- Eula Location within the state of Texas Eula Eula (the United States)
- Coordinates: 32°20′32″N 99°33′42″W﻿ / ﻿32.34222°N 99.56167°W
- Country: United States
- State: Texas
- County: Callahan
- Elevation: 1,975 ft (602 m)

Population (1990)
- • Total: 125
- Time zone: UTC-6 (Central (CST))
- • Summer (DST): UTC-5 (CDT)
- GNIS feature ID: 1335536

= Eula, Texas =

Eula is an unincorporated community in Callahan County, Texas, United States. According to the Handbook of Texas, the community had a population of 125 in 2000. It is part of the Abilene, Texas Metropolitan Statistical Area.

==History==
A post office was founded at Eula in 1889 and remained in operation until 1913. W.B. Ferguson served as postmaster. Other early settlers in the area were Wylie Miller, Ison Harris, Jules Janette, and Jim Massie, alongside the Merrick, Gardner, and Farrar families. Only 17 people lived in Eula in 1903. It experienced a brief revival, growing to 75 residents being served by three churches and stores. The population further grew to 125 from 1990 through 2000.
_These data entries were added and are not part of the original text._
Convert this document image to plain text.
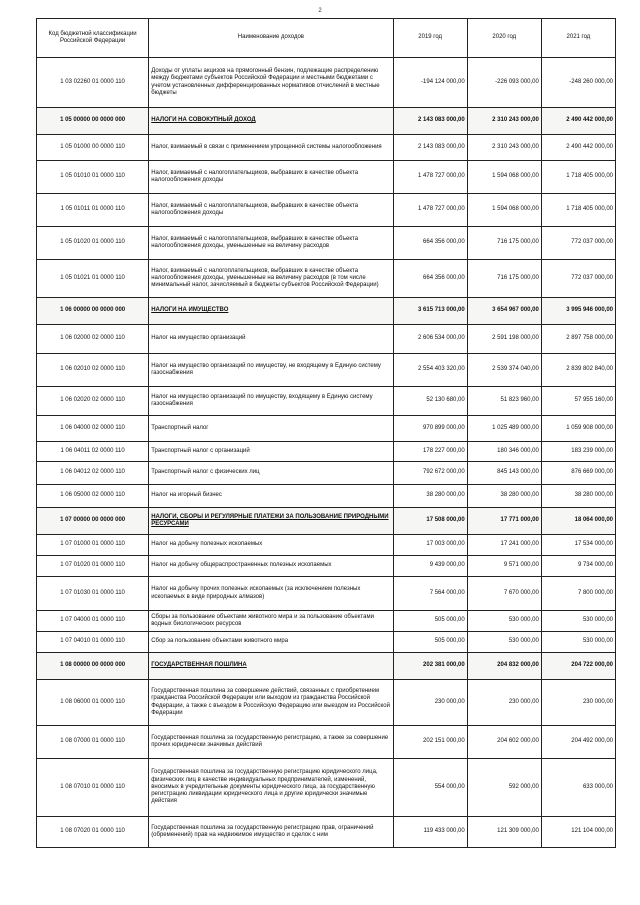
2
Код бюджетной классификации Российской Федерации	Наименование доходов	2019 год	2020 год	2021 год
1 03 02260 01 0000 110	Доходы от уплаты акцизов на прямогонный бензин, подлежащие распределению между бюджетами субъектов Российской Федерации и местными бюджетами с учетом установленных дифференцированных нормативов отчислений в местные бюджеты	-194 124 000,00	-226 093 000,00	-248 260 000,00
1 05 00000 00 0000 000	НАЛОГИ НА СОВОКУПНЫЙ ДОХОД	2 143 083 000,00	2 310 243 000,00	2 490 442 000,00
1 05 01000 00 0000 110	Налог, взимаемый в связи с применением упрощенной системы налогообложения	2 143 083 000,00	2 310 243 000,00	2 490 442 000,00
1 05 01010 01 0000 110	Налог, взимаемый с налогоплательщиков, выбравших в качестве объекта налогообложения доходы	1 478 727 000,00	1 594 068 000,00	1 718 405 000,00
1 05 01011 01 0000 110	Налог, взимаемый с налогоплательщиков, выбравших в качестве объекта налогообложения доходы	1 478 727 000,00	1 594 068 000,00	1 718 405 000,00
1 05 01020 01 0000 110	Налог, взимаемый с налогоплательщиков, выбравших в качестве объекта налогообложения доходы, уменьшенные на величину расходов	664 356 000,00	716 175 000,00	772 037 000,00
1 05 01021 01 0000 110	Налог, взимаемый с налогоплательщиков, выбравших в качестве объекта налогообложения доходы, уменьшенные на величину расходов (в том числе минимальный налог, зачисляемый в бюджеты субъектов Российской Федерации)	664 356 000,00	716 175 000,00	772 037 000,00
1 06 00000 00 0000 000	НАЛОГИ НА ИМУЩЕСТВО	3 615 713 000,00	3 654 967 000,00	3 995 946 000,00
1 06 02000 02 0000 110	Налог на имущество организаций	2 606 534 000,00	2 591 198 000,00	2 897 758 000,00
1 06 02010 02 0000 110	Налог на имущество организаций по имуществу, не входящему в Единую систему газоснабжения	2 554 403 320,00	2 539 374 040,00	2 839 802 840,00
1 06 02020 02 0000 110	Налог на имущество организаций по имуществу, входящему в Единую систему газоснабжения	52 130 680,00	51 823 960,00	57 955 160,00
1 06 04000 02 0000 110	Транспортный налог	970 899 000,00	1 025 489 000,00	1 059 908 000,00
1 06 04011 02 0000 110	Транспортный налог с организаций	178 227 000,00	180 346 000,00	183 239 000,00
1 06 04012 02 0000 110	Транспортный налог с физических лиц	792 672 000,00	845 143 000,00	876 669 000,00
1 06 05000 02 0000 110	Налог на игорный бизнес	38 280 000,00	38 280 000,00	38 280 000,00
1 07 00000 00 0000 000	НАЛОГИ, СБОРЫ И РЕГУЛЯРНЫЕ ПЛАТЕЖИ ЗА ПОЛЬЗОВАНИЕ ПРИРОДНЫМИ РЕСУРСАМИ	17 508 000,00	17 771 000,00	18 064 000,00
1 07 01000 01 0000 110	Налог на добычу полезных ископаемых	17 003 000,00	17 241 000,00	17 534 000,00
1 07 01020 01 0000 110	Налог на добычу общераспространенных полезных ископаемых	9 439 000,00	9 571 000,00	9 734 000,00
1 07 01030 01 0000 110	Налог на добычу прочих полезных ископаемых (за исключением полезных ископаемых в виде природных алмазов)	7 564 000,00	7 670 000,00	7 800 000,00
1 07 04000 01 0000 110	Сборы за пользование объектами животного мира и за пользование объектами водных биологических ресурсов	505 000,00	530 000,00	530 000,00
1 07 04010 01 0000 110	Сбор за пользование объектами животного мира	505 000,00	530 000,00	530 000,00
1 08 00000 00 0000 000	ГОСУДАРСТВЕННАЯ ПОШЛИНА	202 381 000,00	204 832 000,00	204 722 000,00
1 08 06000 01 0000 110	Государственная пошлина за совершение действий, связанных с приобретением гражданства Российской Федерации или выходом из гражданства Российской Федерации, а также с въездом в Российскую Федерацию или выездом из Российской Федерации	230 000,00	230 000,00	230 000,00
1 08 07000 01 0000 110	Государственная пошлина за государственную регистрацию, а также за совершение прочих юридически значимых действий	202 151 000,00	204 602 000,00	204 492 000,00
1 08 07010 01 0000 110	Государственная пошлина за государственную регистрацию юридического лица, физических лиц в качестве индивидуальных предпринимателей, изменений, вносимых в учредительные документы юридического лица, за государственную регистрацию ликвидации юридического лица и другие юридически значимые действия	554 000,00	592 000,00	633 000,00
1 08 07020 01 0000 110	Государственная пошлина за государственную регистрацию прав, ограничений (обременений) прав на недвижимое имущество и сделок с ним	119 433 000,00	121 309 000,00	121 104 000,00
The House of Yahweh is headquartered in Eula.

==Geography==
Eula is located on Farm to Market Road 603, 7 mi southwest of Clyde, 14 mi southwest of Baird, and 15 mi east of Abilene in western Callahan County.

==Education==
Eula had its own school in 1940. Today, the community is served by the Eula Independent School District and is home to Eula High School.

==Notable people==
- Jack Favor, rodeo star falsely imprisoned in 1967 in Louisiana for two murders for which he was framed, released with acquittal in a second trial in 1974; was born in Eula in 1911.
- Brandon Gill, a Texas congressman that grew up in Eula.